Note that this code takes a couple of seconds to run since a total of length(tau) regressions with $40$ model coefficients each are estimated.

# QLR test statistic
max(Fstats)

## [1] 36.76819

The QLR statistic is $36.77$ . From Table 14.5 of the book we see that the $1\%$ critical value for the QLR test with $15\%$ trimming and $q=20$ restrictions is $2.43$ . Since this is a right-sided test, the QLR statistic clearly lies in the region of rejection so we can discard the null hypothesis of no break in the population regression function.

See Chapter 15.7 of the book for a discussion of empirical examples where it is questionable whether the assumption of (past and present) exogeneity of the regressors is plausible.

Summary

We have seen how R can be used to estimate the time path of the effect on $Y$ of a change in $X$ (the dynamic causal effect on $Y$ of a change in $X$ ) using time series data on both.

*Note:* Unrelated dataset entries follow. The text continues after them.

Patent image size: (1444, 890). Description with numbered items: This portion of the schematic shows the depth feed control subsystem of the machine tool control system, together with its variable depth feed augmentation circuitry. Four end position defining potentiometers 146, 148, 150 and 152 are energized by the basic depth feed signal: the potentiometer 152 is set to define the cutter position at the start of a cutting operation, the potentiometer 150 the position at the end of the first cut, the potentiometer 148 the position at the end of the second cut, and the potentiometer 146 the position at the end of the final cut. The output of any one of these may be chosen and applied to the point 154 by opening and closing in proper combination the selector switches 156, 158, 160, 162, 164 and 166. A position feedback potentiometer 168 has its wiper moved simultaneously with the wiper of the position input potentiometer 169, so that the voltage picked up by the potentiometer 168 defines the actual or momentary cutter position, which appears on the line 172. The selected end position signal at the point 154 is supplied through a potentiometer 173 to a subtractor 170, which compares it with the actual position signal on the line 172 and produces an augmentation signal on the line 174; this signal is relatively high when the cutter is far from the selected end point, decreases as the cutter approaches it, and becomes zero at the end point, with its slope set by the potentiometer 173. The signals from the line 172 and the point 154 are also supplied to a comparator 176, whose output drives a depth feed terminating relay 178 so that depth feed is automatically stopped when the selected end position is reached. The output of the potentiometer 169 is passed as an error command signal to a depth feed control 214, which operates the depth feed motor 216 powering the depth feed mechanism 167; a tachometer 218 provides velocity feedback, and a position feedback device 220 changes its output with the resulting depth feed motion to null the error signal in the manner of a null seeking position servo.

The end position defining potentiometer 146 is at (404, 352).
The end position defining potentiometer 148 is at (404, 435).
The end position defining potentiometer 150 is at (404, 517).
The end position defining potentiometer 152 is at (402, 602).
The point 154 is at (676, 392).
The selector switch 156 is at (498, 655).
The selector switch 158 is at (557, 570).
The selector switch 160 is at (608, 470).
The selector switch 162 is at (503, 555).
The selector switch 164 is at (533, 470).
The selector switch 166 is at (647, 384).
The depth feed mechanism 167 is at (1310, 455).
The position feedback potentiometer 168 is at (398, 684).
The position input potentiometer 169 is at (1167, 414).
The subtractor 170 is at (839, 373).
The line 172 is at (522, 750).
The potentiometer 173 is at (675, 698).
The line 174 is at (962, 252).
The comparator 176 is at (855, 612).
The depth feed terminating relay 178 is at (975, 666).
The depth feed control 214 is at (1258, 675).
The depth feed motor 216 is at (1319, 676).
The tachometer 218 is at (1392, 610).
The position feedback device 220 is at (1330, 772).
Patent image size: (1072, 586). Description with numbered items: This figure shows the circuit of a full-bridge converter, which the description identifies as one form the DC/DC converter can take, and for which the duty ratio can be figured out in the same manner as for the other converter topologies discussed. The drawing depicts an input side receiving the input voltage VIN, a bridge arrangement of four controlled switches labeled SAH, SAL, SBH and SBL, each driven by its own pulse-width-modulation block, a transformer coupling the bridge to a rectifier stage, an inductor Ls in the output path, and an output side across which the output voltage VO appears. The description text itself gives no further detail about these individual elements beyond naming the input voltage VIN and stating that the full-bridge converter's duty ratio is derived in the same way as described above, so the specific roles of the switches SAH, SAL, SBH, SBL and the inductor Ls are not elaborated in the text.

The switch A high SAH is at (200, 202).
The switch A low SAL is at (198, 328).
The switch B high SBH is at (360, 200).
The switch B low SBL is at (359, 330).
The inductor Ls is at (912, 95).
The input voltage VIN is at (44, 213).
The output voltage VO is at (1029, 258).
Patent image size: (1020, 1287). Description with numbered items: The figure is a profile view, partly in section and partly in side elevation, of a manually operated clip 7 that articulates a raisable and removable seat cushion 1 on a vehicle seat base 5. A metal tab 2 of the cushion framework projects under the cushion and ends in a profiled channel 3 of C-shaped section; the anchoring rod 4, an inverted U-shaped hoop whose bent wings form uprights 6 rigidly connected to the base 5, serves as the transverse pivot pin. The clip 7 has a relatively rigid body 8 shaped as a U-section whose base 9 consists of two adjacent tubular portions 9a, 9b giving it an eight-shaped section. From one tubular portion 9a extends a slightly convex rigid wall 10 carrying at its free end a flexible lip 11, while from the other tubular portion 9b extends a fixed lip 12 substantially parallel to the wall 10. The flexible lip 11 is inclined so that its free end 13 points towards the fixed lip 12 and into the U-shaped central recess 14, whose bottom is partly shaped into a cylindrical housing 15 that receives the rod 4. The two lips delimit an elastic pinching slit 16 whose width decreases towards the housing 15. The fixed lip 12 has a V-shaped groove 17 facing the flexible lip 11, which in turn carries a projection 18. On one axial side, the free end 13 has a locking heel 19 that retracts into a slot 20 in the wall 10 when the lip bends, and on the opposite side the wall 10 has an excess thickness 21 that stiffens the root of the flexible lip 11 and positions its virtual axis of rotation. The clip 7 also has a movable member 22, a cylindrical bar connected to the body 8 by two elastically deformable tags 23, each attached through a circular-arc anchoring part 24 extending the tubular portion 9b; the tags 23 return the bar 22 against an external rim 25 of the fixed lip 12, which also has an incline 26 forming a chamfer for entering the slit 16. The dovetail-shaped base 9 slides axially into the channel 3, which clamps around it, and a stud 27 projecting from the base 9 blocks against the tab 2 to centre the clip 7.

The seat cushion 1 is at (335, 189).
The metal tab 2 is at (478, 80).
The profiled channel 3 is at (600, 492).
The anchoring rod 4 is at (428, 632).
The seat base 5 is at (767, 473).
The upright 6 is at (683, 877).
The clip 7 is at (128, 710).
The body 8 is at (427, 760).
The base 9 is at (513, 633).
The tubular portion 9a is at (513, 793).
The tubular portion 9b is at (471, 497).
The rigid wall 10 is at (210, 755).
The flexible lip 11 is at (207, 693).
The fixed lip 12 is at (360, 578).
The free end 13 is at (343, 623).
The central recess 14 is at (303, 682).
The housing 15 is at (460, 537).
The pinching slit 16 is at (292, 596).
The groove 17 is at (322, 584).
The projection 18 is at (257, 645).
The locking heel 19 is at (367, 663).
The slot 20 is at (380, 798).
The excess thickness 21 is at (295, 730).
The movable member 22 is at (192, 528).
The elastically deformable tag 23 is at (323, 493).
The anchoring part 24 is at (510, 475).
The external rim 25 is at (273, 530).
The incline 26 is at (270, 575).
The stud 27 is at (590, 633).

The corresponding model is called the distributed lag model. Distributed lag models are conveniently estimated using the function dynlm() from the package dynlm.
The regression error in distributed lag models is often serially correlated such that standard errors which are robust to heteroskedasticity and autocorrelation should be used to obtain valid inference. The package sandwich provides functions for computation of so-called HAC covariance matrix estimators, for example vcovHAC() and NeweyWest().
When $X$ is strictly exogeneous, more efficient estimates can be obtained using an ADL model or by GLS estimation. Feasible GLS algorithms can be found in the R packages orcutt and nlme. Chapter 15.7 of the book emphasizes that the assumption of strict exogeneity is often implausible in empirical applications.